After checking out and buying our ferry tickets, we loaded up our bags and walked down to the pier. We arrived 30 minutes prior to departure and got good seats inside. The waters seemed a little rougher this morning. Eventually we set sail and had a 2 hour and fifteen-minute ride back to Phuket. There was some confusion on timetables, etc. and some passengers had concerns about making it to the airport on time. They also swindled us by getting telling us after boarding, that they were dropping us off at a private pier and we were required to book their transportation. We’d heard about these schemes, but had managed to dodge them until now. After looking at the price of a potential Grab and other options, we found out the markup really wasn’t outrageous.

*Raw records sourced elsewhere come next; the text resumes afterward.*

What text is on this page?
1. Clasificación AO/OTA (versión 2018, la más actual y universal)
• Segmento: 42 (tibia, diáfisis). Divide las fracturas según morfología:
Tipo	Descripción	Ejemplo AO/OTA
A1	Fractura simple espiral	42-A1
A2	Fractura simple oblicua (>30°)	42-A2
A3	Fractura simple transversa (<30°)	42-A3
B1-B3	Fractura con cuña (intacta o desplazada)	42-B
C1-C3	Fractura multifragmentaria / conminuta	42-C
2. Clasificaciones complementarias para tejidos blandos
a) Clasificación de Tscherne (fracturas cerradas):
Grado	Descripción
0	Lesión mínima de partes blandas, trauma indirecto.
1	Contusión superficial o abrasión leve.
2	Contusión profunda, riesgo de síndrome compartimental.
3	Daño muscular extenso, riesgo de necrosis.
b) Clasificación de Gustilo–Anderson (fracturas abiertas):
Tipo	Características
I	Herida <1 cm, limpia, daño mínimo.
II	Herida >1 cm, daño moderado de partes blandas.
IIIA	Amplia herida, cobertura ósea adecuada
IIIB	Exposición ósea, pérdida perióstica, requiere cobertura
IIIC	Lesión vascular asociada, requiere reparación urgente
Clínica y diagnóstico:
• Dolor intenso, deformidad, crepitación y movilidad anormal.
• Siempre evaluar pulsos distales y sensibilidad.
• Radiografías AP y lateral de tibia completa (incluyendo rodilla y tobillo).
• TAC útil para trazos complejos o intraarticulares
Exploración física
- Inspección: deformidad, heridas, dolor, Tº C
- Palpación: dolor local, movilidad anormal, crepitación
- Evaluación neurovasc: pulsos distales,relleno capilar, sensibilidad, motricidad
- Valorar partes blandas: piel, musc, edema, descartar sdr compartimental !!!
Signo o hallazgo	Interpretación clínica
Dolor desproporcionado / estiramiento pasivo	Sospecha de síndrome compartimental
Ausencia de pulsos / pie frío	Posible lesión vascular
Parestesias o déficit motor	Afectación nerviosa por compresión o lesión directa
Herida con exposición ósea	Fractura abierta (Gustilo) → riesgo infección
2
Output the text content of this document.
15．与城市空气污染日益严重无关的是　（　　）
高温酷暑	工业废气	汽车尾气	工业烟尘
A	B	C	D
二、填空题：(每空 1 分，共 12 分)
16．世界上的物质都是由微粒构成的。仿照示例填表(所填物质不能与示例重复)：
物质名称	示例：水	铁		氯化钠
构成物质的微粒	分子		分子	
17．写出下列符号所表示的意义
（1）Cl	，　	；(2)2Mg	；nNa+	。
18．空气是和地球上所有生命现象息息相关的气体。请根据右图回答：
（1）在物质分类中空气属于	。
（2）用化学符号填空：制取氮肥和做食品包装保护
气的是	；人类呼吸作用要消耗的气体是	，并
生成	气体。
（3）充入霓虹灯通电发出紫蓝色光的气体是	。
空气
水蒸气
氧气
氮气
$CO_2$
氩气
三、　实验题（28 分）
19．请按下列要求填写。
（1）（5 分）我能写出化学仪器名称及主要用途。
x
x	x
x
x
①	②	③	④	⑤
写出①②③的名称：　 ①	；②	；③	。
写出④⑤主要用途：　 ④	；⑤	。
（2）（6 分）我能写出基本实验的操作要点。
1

We told the ticket man that we had a plane to catch, so he let us stand at the back of the boat 10 minutes before arrival, then ushered us into a cab right away. It’s an hour’s drive north to the airport, but with Thai traffic you really never know. Luckily everything was smooth and after checking our bags we still had an hour to kill at the airport. Nicole and Elizabeth ate Burger King, while Ryan, Carrie, and Drew hit up the lounge. The flight was an easy hour and everything was on time.
After collecting our bags, we had a 30 min tram ride back to the city, then fifteen minutes on the metro, then a final fifteen-minute walk to our high-rise Airbnb. It was quite the journey and everyone was exhausted by the end. We decided to get some ramen for our last night at a authentic looking place just down the road; we’d eaten a lot of Thai food and were looking for a little change of pace. We drank our last beers and ate hot soup and dumplings reminiscing about our favorite activities.

After dinner, we went to a rooftop bar called Aire Bar at the top of the Hyatt Place Bangkok. The drinks were outrageously priced, but we each got one and shared some mango sticky rice. The views were worth the price of a drink. Finally, we went back and Carrie packed her stuff. She was the first to leave and we put her in an Uber at 10:30 pm for her 1:00 am flight to Seoul. The rest of us went to bed, anticipating another busy day of travel tomorrow.

Day 17 – Bangkok – March 3
We said good-bye to Nicole and Drew at 5:30 am, putting them in a Grab to the airport. After sleeping for a few more hours we got up and went to the complex’s gym. It’d been awhile since we’d worked out and we could feel the layer of fat we’d acquired over the last three weeks. We showered and packed and were on our way to the airport by 10 am.
The line for Bali check-in was full of white, western-looking travelers in backpacks. Cheap destination to cheap destination – it makes sense. Security and immigration were a breeze and we spent some time in a lounge prior to boarding. The food was pretty good too. We loved our time in Thailand and could have spent more, especially down south at all the islands. We’ll admit we were a little sick of salt water and sand at the end, but it’s not a bad problem to have! We’ll stay at a nice hotel next time, so we can rinse off right after getting off the beach. We can’t say enough good about Thailand; it’s a well-established tourist destination and would be fairly easy to navigate for new travelers wanting to explore Asia, families, and friends ready to rage on cheap booze.
Things we learned in Thailand:
- There is a 7-Eleven on every corner.
- An Asian elephant is different than an African elephant in that it has smaller, rounder ears, a twin domed head, and only the males can grow tusks.
- Wat means temple.
- Pad Thai was invented in 1930 by the prime minister at the time. He was focused on nation-building and he united the north and south. He used Chinese noodles and called the dish Pad Thai to encourage nationalism.